Broken Chapter 7

161 4 0
                                    

By the third day, Lourdes began to notice the pain. It started out like a deep itch, and for a second, as if to remind her of what happened, it would go raw and sharp. She had a vague memory of the bandage on her side being wider; by now it was a narrow white strip covering just the surgery scar. The stitches weren't out yet, but it felt sometimes like they were being ripped out, one by one, every so often during the day.

"Shit me," Lourdes swore. This particular time it hit her during her afternoon walk, except they weren't walking. Andres had gotten them an electric car and was driving them across the main hospital compound to one of the pavilions by the beach.

"They lowered your dosage for the pain," Andres said. "They want you completely off it by the time you go back."

So that was what the extended break in Callemara was for. Lourdes understood enough about what happened to her to know that it wasn't that bad--no major organs hurt, no broken bones during her fall. She had gotten a wound and was stitched up--albeit in an extreme way. She wasn't paralyzed. She wasn't dead.

But she had been taking painkillers since she was brought into the emergency room, throughout her surgery, and now in recovery.

"They think I'll pull a Tomas the 3rd? Come on."

He snickered. "Do you know that for sure? You've never been this heavily medicated before."

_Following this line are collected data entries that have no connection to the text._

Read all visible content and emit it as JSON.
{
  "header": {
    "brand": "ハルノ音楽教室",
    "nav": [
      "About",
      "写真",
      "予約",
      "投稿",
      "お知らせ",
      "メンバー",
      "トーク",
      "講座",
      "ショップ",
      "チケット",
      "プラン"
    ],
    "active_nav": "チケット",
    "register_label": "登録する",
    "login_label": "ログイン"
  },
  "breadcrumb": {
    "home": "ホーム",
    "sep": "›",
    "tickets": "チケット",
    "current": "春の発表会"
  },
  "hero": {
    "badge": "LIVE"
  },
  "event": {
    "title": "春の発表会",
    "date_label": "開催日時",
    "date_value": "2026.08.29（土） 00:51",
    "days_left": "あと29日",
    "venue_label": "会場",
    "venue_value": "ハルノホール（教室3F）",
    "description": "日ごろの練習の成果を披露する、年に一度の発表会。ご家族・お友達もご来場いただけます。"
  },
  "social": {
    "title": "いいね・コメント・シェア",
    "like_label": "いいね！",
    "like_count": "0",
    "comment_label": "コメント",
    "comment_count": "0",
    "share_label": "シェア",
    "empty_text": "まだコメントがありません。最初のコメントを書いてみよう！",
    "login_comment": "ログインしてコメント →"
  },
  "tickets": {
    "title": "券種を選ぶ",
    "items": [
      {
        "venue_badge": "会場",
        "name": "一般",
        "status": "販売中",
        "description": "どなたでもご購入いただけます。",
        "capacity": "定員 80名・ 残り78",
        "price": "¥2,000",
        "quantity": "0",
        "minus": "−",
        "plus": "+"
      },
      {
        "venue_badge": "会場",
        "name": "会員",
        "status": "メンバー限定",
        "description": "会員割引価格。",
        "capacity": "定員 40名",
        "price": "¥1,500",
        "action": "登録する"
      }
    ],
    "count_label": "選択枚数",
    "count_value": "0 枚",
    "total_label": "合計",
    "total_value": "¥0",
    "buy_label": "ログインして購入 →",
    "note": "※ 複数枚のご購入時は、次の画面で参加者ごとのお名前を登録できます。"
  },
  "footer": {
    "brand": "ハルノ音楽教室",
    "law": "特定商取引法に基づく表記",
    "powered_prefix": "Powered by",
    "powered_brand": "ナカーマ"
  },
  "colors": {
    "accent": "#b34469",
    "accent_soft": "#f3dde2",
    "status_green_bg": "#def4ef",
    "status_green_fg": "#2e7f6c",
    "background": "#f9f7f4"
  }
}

A "Tomas the 3rd," unfortunately for his family, now meant someone having one drink too many and making a spectacle of himself. The former mayor, already known for erratic behavior and liking his alcohol, started his night at a birthday party for his seven-year-old daughter, then crashed a wedding reception in the restaurant across the street, then proceeded to climb up a parked van, yelling his plans for cleaning up the city of its trash and his enemies.

Not that he ever got the chance to do all of it; he lost his election the following year. The meltdown was well-documented.

That couldn't have been more than five years ago, but it was a pebble thrown into the river. Ripples, ripples, eventually reaching Lourdes and Andres and everyone like them, changing all their lives a little bit. Now they learned that the voting public no longer liked the macho man of action. Not being able to control your preferred substance became a liability.

So they couldn't afford that Lourdes be seen in her own home recovering from someone shooting at her, under the influence of any of kind of drug, no matter how essential or benign. They couldn't let her be seen and heard going through this either, because they didn't know yet if she would lose public sympathy if they showed her walking around wounded.

Callemara was expensive and in these cases, worth the cost.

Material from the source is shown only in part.